Soyer’s new way of making Beef Tea.
Cut a pound of solid beef into very small dice, which put into a stewpan, with a small pat of butter, a clove, two butter onions, and a salt-spoonful of salt, stir the meat round over the fire for a few minutes, until it produces a thin gravy, then add a quart of water, and let it simmer at the corner of the fire for half an hour, skimming off every particle of fat, when done pass through a sieve. I have always had a great objection to passing broth through a cloth, as it frequently quite spoils its flavor.
— The Modern Housewife or, Ménagère by Alexis Soyer, 1851

Ingredients:

  • 1 lb (450 g) lean beef
  • 2 tablespoons butter
  • 1 whole clove
  • 2 pearl onions
  • 1/4 teaspoon salt
  • 1 quart (1 L) water

Instructions:

  1. Cut the beef into 1/2 inch (1 cm) pieces. Place the beef, butter, clove, pearl onions (you can leave them whole and unpeeled), and the salt into a large pot.
  2. Cook over medium heat, stirring constantly, for a few minutes or until the meat releases its juices.
  3. Add the water and bring it to a simmer. Reduce the heat so that it comes to a very low simmer, cover, and cook for 30 minutes.
  4. While the beef tea simmers, set up a strainer over a large bowl. After the 30 minutes are up, pour the beef tea through the strainer.
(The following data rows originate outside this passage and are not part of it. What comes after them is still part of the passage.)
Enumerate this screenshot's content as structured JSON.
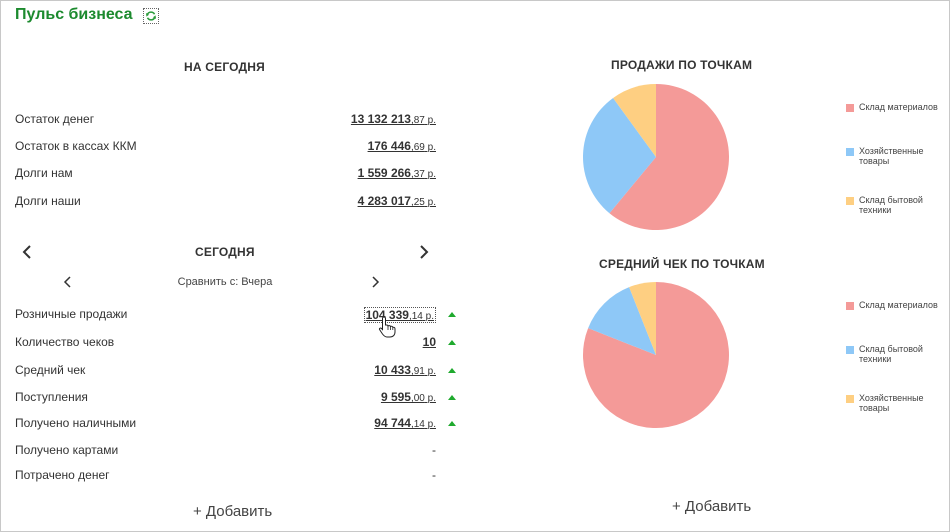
{
  "header": {
    "title": "Пульс бизнеса",
    "refresh_icon": "refresh-icon"
  },
  "balances": {
    "title": "НА СЕГОДНЯ",
    "rows": [
      {
        "label": "Остаток денег",
        "int": "13 132 213",
        "frac": ",87",
        "cur": " р."
      },
      {
        "label": "Остаток в кассах ККМ",
        "int": "176 446",
        "frac": ",69",
        "cur": " р."
      },
      {
        "label": "Долги нам",
        "int": "1 559 266",
        "frac": ",37",
        "cur": " р."
      },
      {
        "label": "Долги наши",
        "int": "4 283 017",
        "frac": ",25",
        "cur": " р."
      }
    ]
  },
  "period": {
    "title": "СЕГОДНЯ",
    "compare_label": "Сравнить с: Вчера",
    "rows": [
      {
        "label": "Розничные продажи",
        "int": "104 339",
        "frac": ",14",
        "cur": " р.",
        "trend": "up"
      },
      {
        "label": "Количество чеков",
        "int": "10",
        "frac": "",
        "cur": "",
        "trend": "up"
      },
      {
        "label": "Средний чек",
        "int": "10 433",
        "frac": ",91",
        "cur": " р.",
        "trend": "up"
      },
      {
        "label": "Поступления",
        "int": "9 595",
        "frac": ",00",
        "cur": " р.",
        "trend": "up"
      },
      {
        "label": "Получено наличными",
        "int": "94 744",
        "frac": ",14",
        "cur": " р.",
        "trend": "up"
      },
      {
        "label": "Получено картами",
        "int": "-",
        "frac": "",
        "cur": ""
      },
      {
        "label": "Потрачено денег",
        "int": "-",
        "frac": "",
        "cur": ""
      }
    ]
  },
  "add_label": "+ Добавить",
  "colors": {
    "red": "#f49a98",
    "blue": "#8ec8f7",
    "yellow": "#fecf82",
    "green": "#1c8a2e",
    "trend_up": "#1faa2e"
  },
  "chart_data": [
    {
      "type": "pie",
      "title": "ПРОДАЖИ ПО ТОЧКАМ",
      "series": [
        {
          "name": "Склад материалов",
          "value": 61,
          "color": "#f49a98"
        },
        {
          "name": "Хозяйственные товары",
          "value": 29,
          "color": "#8ec8f7"
        },
        {
          "name": "Склад бытовой техники",
          "value": 10,
          "color": "#fecf82"
        }
      ],
      "legend_position": "right"
    },
    {
      "type": "pie",
      "title": "СРЕДНИЙ ЧЕК ПО ТОЧКАМ",
      "series": [
        {
          "name": "Склад материалов",
          "value": 81,
          "color": "#f49a98"
        },
        {
          "name": "Склад бытовой техники",
          "value": 13,
          "color": "#8ec8f7"
        },
        {
          "name": "Хозяйственные товары",
          "value": 6,
          "color": "#fecf82"
        }
      ],
      "legend_position": "right"
    }
  ]
}
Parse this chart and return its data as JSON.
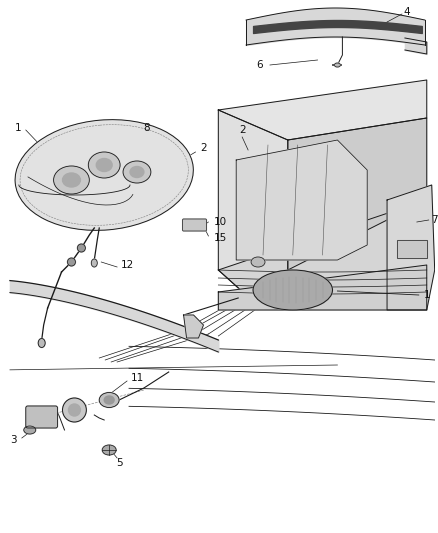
{
  "background_color": "#ffffff",
  "fig_width": 4.38,
  "fig_height": 5.33,
  "dpi": 100,
  "line_color": "#1a1a1a",
  "label_color": "#111111",
  "label_fontsize": 7.5,
  "gray_light": "#d8d8d8",
  "gray_mid": "#aaaaaa",
  "gray_dark": "#555555",
  "gray_fill": "#e8e8e8",
  "hatch_color": "#888888"
}
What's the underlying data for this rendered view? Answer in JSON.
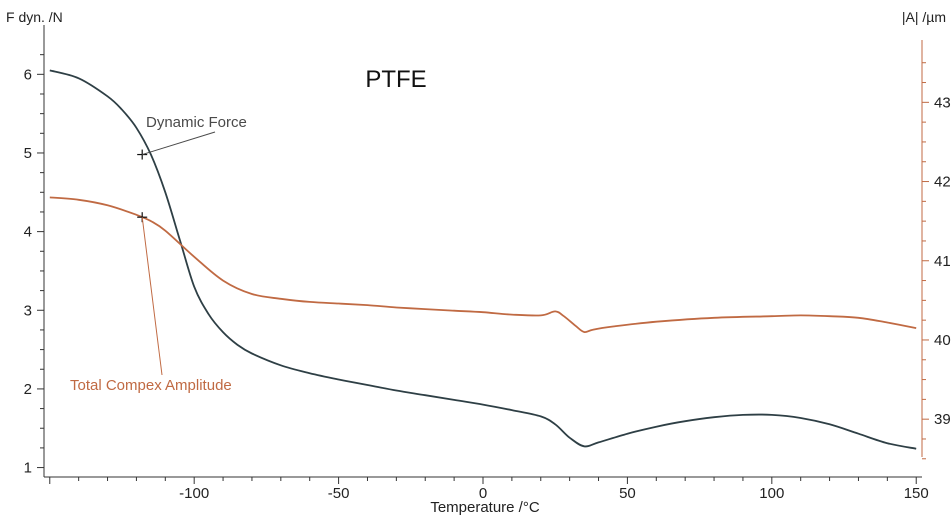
{
  "chart_data": {
    "type": "line",
    "title": "PTFE",
    "xlabel": "Temperature /°C",
    "ylabel_left": "F dyn. /N",
    "ylabel_right": "|A| /µm",
    "xlim": [
      -152,
      152
    ],
    "ylim_left": [
      0.88,
      6.5
    ],
    "ylim_right": [
      38.27,
      43.85
    ],
    "x_ticks": [
      -100,
      -50,
      0,
      50,
      100,
      150
    ],
    "y_left_ticks": [
      1,
      2,
      3,
      4,
      5,
      6
    ],
    "y_right_ticks": [
      39,
      40,
      41,
      42,
      43
    ],
    "grid": false,
    "colors": {
      "dynamic_force": "#2e3f45",
      "amplitude": "#c06a43",
      "right_axis": "#c06a43"
    },
    "series": [
      {
        "name": "Dynamic Force",
        "axis": "left",
        "x": [
          -150,
          -140,
          -130,
          -125,
          -120,
          -115,
          -110,
          -105,
          -100,
          -95,
          -90,
          -85,
          -80,
          -70,
          -60,
          -50,
          -40,
          -30,
          -20,
          -10,
          0,
          10,
          20,
          25,
          30,
          35,
          40,
          50,
          60,
          70,
          80,
          90,
          100,
          110,
          120,
          130,
          140,
          150
        ],
        "y": [
          6.05,
          5.95,
          5.72,
          5.55,
          5.32,
          4.98,
          4.5,
          3.9,
          3.3,
          2.95,
          2.72,
          2.56,
          2.45,
          2.3,
          2.2,
          2.12,
          2.05,
          1.98,
          1.92,
          1.86,
          1.8,
          1.73,
          1.65,
          1.55,
          1.38,
          1.27,
          1.32,
          1.43,
          1.52,
          1.59,
          1.64,
          1.67,
          1.67,
          1.63,
          1.55,
          1.43,
          1.31,
          1.24
        ]
      },
      {
        "name": "Total Compex Amplitude",
        "axis": "right",
        "x": [
          -150,
          -140,
          -130,
          -120,
          -115,
          -110,
          -100,
          -90,
          -80,
          -70,
          -60,
          -50,
          -40,
          -30,
          -20,
          -10,
          0,
          10,
          20,
          25,
          28,
          32,
          35,
          38,
          45,
          60,
          80,
          100,
          110,
          120,
          130,
          140,
          150
        ],
        "y": [
          41.8,
          41.77,
          41.7,
          41.58,
          41.5,
          41.38,
          41.05,
          40.75,
          40.58,
          40.52,
          40.48,
          40.46,
          40.44,
          40.41,
          40.39,
          40.37,
          40.35,
          40.32,
          40.31,
          40.36,
          40.3,
          40.18,
          40.1,
          40.13,
          40.17,
          40.23,
          40.28,
          40.3,
          40.31,
          40.3,
          40.28,
          40.22,
          40.15
        ]
      }
    ],
    "annotations": [
      {
        "text": "Dynamic Force",
        "series": "Dynamic Force",
        "x": -118,
        "y": 4.98
      },
      {
        "text": "Total Compex Amplitude",
        "series": "Total Compex Amplitude",
        "x": -118,
        "y": 41.55
      }
    ]
  }
}
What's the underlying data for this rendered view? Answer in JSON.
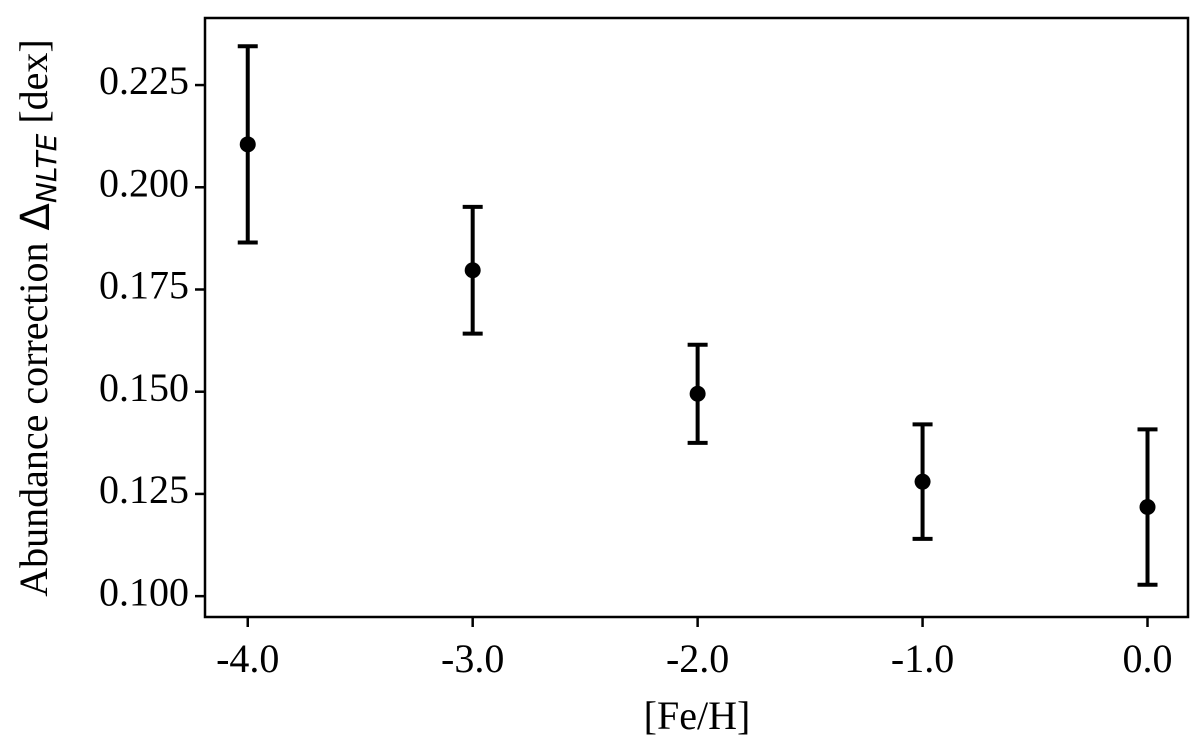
{
  "chart_data": {
    "type": "errorbar",
    "x_label": "[Fe/H]",
    "y_label": "Abundance correction",
    "y_label_symbol": "Δ",
    "y_label_sub": "NLTE",
    "y_label_unit": "[dex]",
    "x": [
      -4,
      -3,
      -2,
      -1,
      0
    ],
    "values": [
      0.2105,
      0.1797,
      0.1495,
      0.128,
      0.1218
    ],
    "errors": [
      0.024,
      0.0155,
      0.012,
      0.014,
      0.019
    ],
    "color": "#000000",
    "xlim": [
      -4.19,
      0.18
    ],
    "ylim": [
      0.0949,
      0.2414
    ],
    "xticks": [
      {
        "value": -4,
        "label": "-4.0"
      },
      {
        "value": -3,
        "label": "-3.0"
      },
      {
        "value": -2,
        "label": "-2.0"
      },
      {
        "value": -1,
        "label": "-1.0"
      },
      {
        "value": 0,
        "label": "0.0"
      }
    ],
    "yticks": [
      {
        "value": 0.1,
        "label": "0.100"
      },
      0.125,
      {
        "value": 0.15,
        "label": "0.150"
      },
      0.175,
      {
        "value": 0.2,
        "label": "0.200"
      },
      0.225
    ]
  }
}
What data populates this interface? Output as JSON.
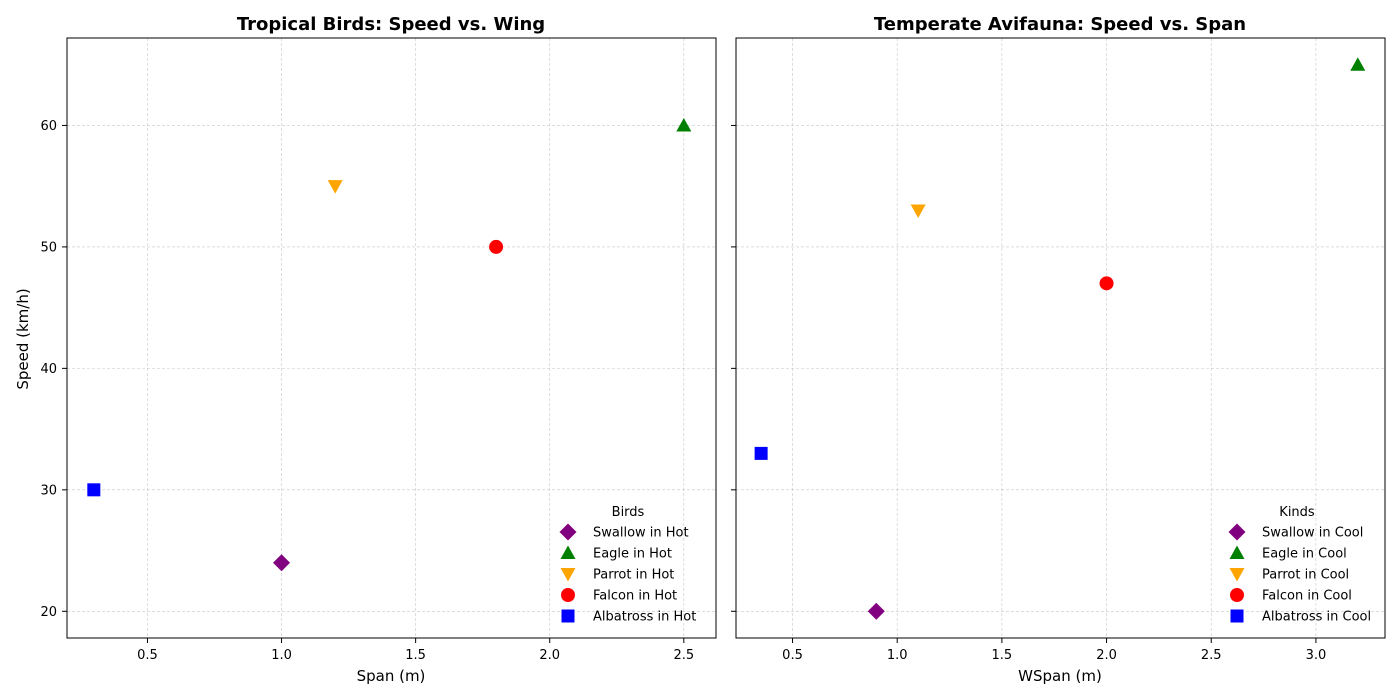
{
  "chart_data": [
    {
      "type": "scatter",
      "title": "Tropical Birds: Speed vs. Wing",
      "xlabel": "Span (m)",
      "ylabel": "Speed (km/h)",
      "xlim": [
        0.2,
        2.62
      ],
      "ylim": [
        17.8,
        67.2
      ],
      "xticks": [
        "0.5",
        "1.0",
        "1.5",
        "2.0",
        "2.5"
      ],
      "yticks": [
        "20",
        "30",
        "40",
        "50",
        "60"
      ],
      "grid": true,
      "legend": {
        "title": "Birds",
        "placement": "lower-right"
      },
      "series": [
        {
          "name": "Swallow in Hot",
          "marker": "diamond",
          "color": "#800080",
          "points": [
            [
              1.0,
              24
            ]
          ]
        },
        {
          "name": "Eagle in Hot",
          "marker": "triangle-up",
          "color": "#008000",
          "points": [
            [
              2.5,
              60
            ]
          ]
        },
        {
          "name": "Parrot in Hot",
          "marker": "triangle-down",
          "color": "#FFA500",
          "points": [
            [
              1.2,
              55
            ]
          ]
        },
        {
          "name": "Falcon in Hot",
          "marker": "circle",
          "color": "#FF0000",
          "points": [
            [
              1.8,
              50
            ]
          ]
        },
        {
          "name": "Albatross in Hot",
          "marker": "square",
          "color": "#0000FF",
          "points": [
            [
              0.3,
              30
            ]
          ]
        }
      ]
    },
    {
      "type": "scatter",
      "title": "Temperate Avifauna: Speed vs. Span",
      "xlabel": "WSpan (m)",
      "ylabel": "",
      "xlim": [
        0.23,
        3.33
      ],
      "ylim": [
        17.8,
        67.2
      ],
      "xticks": [
        "0.5",
        "1.0",
        "1.5",
        "2.0",
        "2.5",
        "3.0"
      ],
      "yticks": [
        "20",
        "30",
        "40",
        "50",
        "60"
      ],
      "grid": true,
      "legend": {
        "title": "Kinds",
        "placement": "lower-right"
      },
      "series": [
        {
          "name": "Swallow in Cool",
          "marker": "diamond",
          "color": "#800080",
          "points": [
            [
              0.9,
              20
            ]
          ]
        },
        {
          "name": "Eagle in Cool",
          "marker": "triangle-up",
          "color": "#008000",
          "points": [
            [
              3.2,
              65
            ]
          ]
        },
        {
          "name": "Parrot in Cool",
          "marker": "triangle-down",
          "color": "#FFA500",
          "points": [
            [
              1.1,
              53
            ]
          ]
        },
        {
          "name": "Falcon in Cool",
          "marker": "circle",
          "color": "#FF0000",
          "points": [
            [
              2.0,
              47
            ]
          ]
        },
        {
          "name": "Albatross in Cool",
          "marker": "square",
          "color": "#0000FF",
          "points": [
            [
              0.35,
              33
            ]
          ]
        }
      ]
    }
  ]
}
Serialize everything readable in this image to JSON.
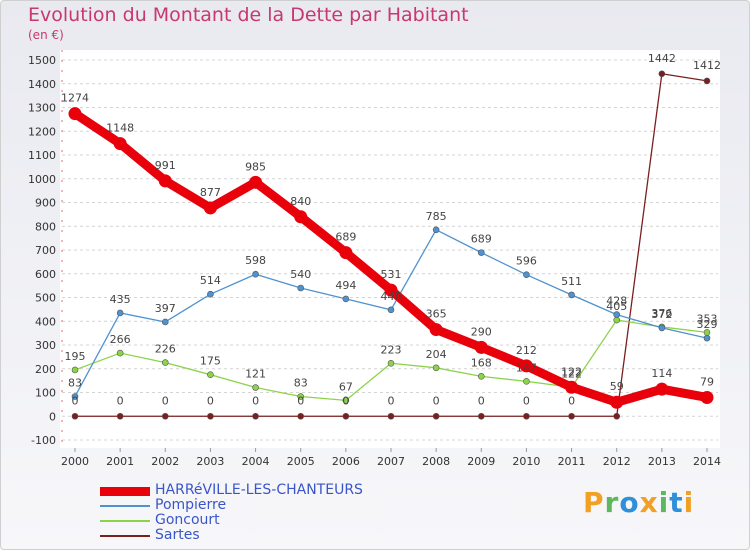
{
  "header": {
    "title": "Evolution du Montant de la Dette par Habitant",
    "subtitle": "(en €)"
  },
  "logo": {
    "text": "Proxiti",
    "letters": [
      {
        "ch": "P",
        "color": "#f2a023"
      },
      {
        "ch": "r",
        "color": "#5cb85c"
      },
      {
        "ch": "o",
        "color": "#2f8fd8"
      },
      {
        "ch": "x",
        "color": "#f2a023"
      },
      {
        "ch": "i",
        "color": "#5cb85c"
      },
      {
        "ch": "t",
        "color": "#2f8fd8"
      },
      {
        "ch": "i",
        "color": "#f2a023"
      }
    ]
  },
  "chart_data": {
    "type": "line",
    "title": "Evolution du Montant de la Dette par Habitant",
    "ylabel": "(en €)",
    "xlabel": "",
    "x": [
      "2000",
      "2001",
      "2002",
      "2003",
      "2004",
      "2005",
      "2006",
      "2007",
      "2008",
      "2009",
      "2010",
      "2011",
      "2012",
      "2013",
      "2014"
    ],
    "ylim": [
      -100,
      1500
    ],
    "yticks": [
      "-100",
      "0",
      "100",
      "200",
      "300",
      "400",
      "500",
      "600",
      "700",
      "800",
      "900",
      "1000",
      "1100",
      "1200",
      "1300",
      "1400",
      "1500"
    ],
    "grid": true,
    "legend": "bottom-left",
    "series": [
      {
        "name": "HARRéVILLE-LES-CHANTEURS",
        "color": "#e8000b",
        "values": [
          1274,
          1148,
          991,
          877,
          985,
          840,
          689,
          531,
          365,
          290,
          212,
          122,
          59,
          114,
          79
        ],
        "labels": [
          "1274",
          "1148",
          "991",
          "877",
          "985",
          "840",
          "689",
          "531",
          "365",
          "290",
          "212",
          "122",
          "59",
          "114",
          "79"
        ]
      },
      {
        "name": "Pompierre",
        "color": "#4f92d0",
        "values": [
          83,
          435,
          397,
          514,
          598,
          540,
          494,
          448,
          785,
          689,
          596,
          511,
          428,
          372,
          329
        ],
        "labels": [
          "83",
          "435",
          "397",
          "514",
          "598",
          "540",
          "494",
          "448",
          "785",
          "689",
          "596",
          "511",
          "428",
          "372",
          "329"
        ]
      },
      {
        "name": "Goncourt",
        "color": "#8bd44a",
        "values": [
          195,
          266,
          226,
          175,
          121,
          83,
          67,
          223,
          204,
          168,
          147,
          122,
          405,
          376,
          353
        ],
        "labels": [
          "195",
          "266",
          "226",
          "175",
          "121",
          "83",
          "67",
          "223",
          "204",
          "168",
          "147",
          "122",
          "405",
          "376",
          "353"
        ]
      },
      {
        "name": "Sartes",
        "color": "#7a1f1f",
        "values": [
          0,
          0,
          0,
          0,
          0,
          0,
          0,
          0,
          0,
          0,
          0,
          0,
          0,
          1442,
          1412
        ],
        "labels": [
          "0",
          "0",
          "0",
          "0",
          "0",
          "0",
          "0",
          "0",
          "0",
          "0",
          "0",
          "0",
          "",
          "1442",
          "1412"
        ]
      }
    ]
  }
}
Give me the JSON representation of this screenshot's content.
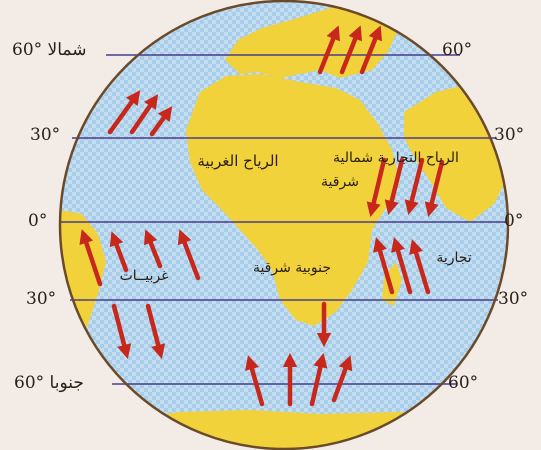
{
  "latitudes": [
    {
      "left": "60° شمالا",
      "right": "60°"
    },
    {
      "left": "30°",
      "right": "30°"
    },
    {
      "left": "0°",
      "right": "0°"
    },
    {
      "left": "30°",
      "right": "30°"
    },
    {
      "left": "60° جنوبا",
      "right": "60°"
    }
  ],
  "wind_labels": {
    "westerlies_north": "الرياح الغربية",
    "trade_ne_line1": "الرياح التجارية شمالية",
    "trade_ne_line2": "شرقية",
    "westerlies_south": "غربيــات",
    "trade_se": "جنوبية شرقية",
    "trade_word": "تجارية"
  },
  "colors": {
    "ocean": "#a8cde8",
    "land": "#f2d23a",
    "arrow": "#c8281c",
    "line": "#4a3c8c",
    "rim": "#6b4a2a"
  }
}
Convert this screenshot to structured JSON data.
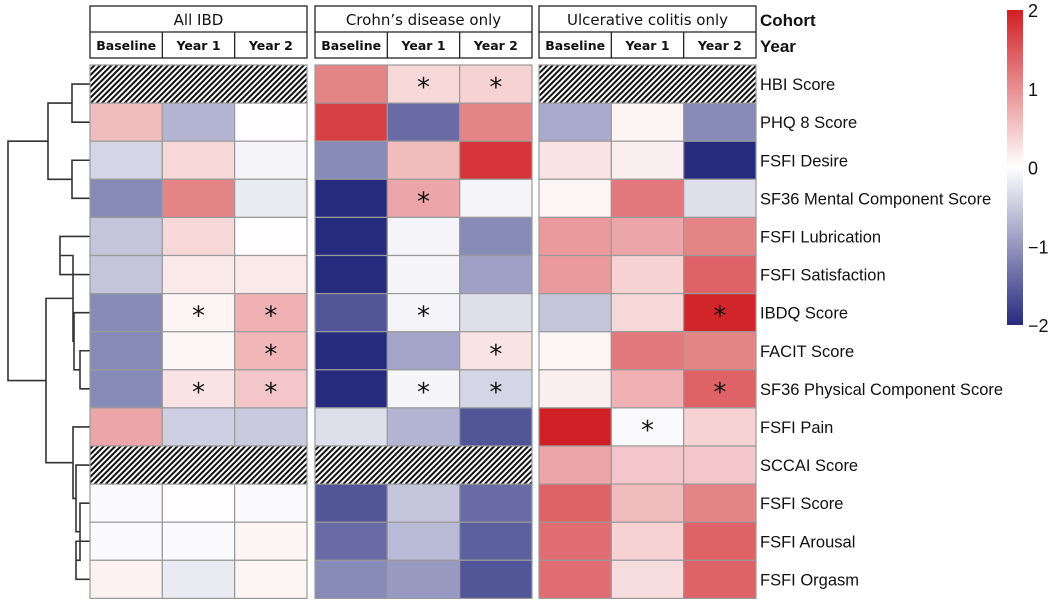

The meat that is strained out can be used to make meat pies or whatever else you like.
  5. Let the beef tea cool, and as it cools the fat will solidify on the top. Skim off as much of the fat as you can. You can also chill the broth in the fridge to get the fat to solidify.
  6. Reheat the skimmed beef tea to the drinking temperature that you prefer, and serve it forth.